In the summers, Lauren attends camps for students with visual impairments. This continues to allow her to meet and interact with other blind students. She loves summer camp more than anything and sending her to camp has really helped with her independence.

Lauren and I recently went to a resort that had a hot tub. We got in with another young man who was already in the hot tub. Daniel was very curious about Lauren and asked her questions about where she went to school and about her vision. She told him she went to Spartanburg High School and had no useable vision. She also told him that she had never seen, so she didn’t know any differently. He said it was the same for him, then, he raised his arm out of the water and told Lauren that his arm was missing from just below the elbow, and that he also had no legs. He was born that way. I commented that we have always told Lauren that everyone has challenges to live with, just some are more visible than others. Daniel agreed and said, “Yes, we all have our own journey.” As Daniel got out of the hot tub to put on his prosthetics, he said, “Lauren, good luck on your journey.”

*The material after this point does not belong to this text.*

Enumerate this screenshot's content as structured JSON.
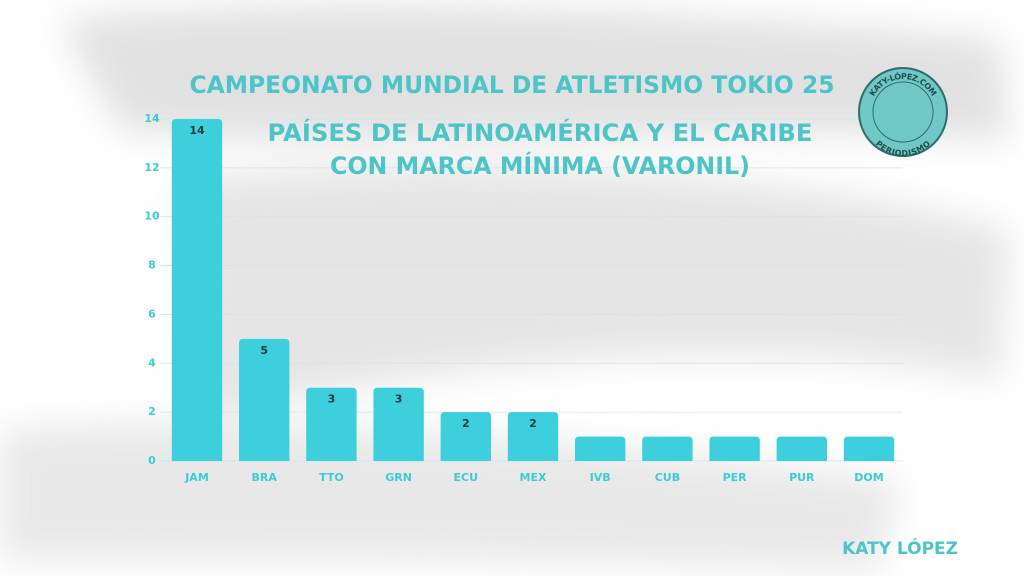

Lauren’s journey is just beginning. She has a lot to offer this world. She is one of the most positive people I’ve ever met. She’s very smart, but more importantly, she is kind. We have faced challenges and fought many battles to acquire the things Lauren needs to be successful in school, but we truly believe that there are very few things in this world Lauren will not be able to accomplish if she sets her mind to it.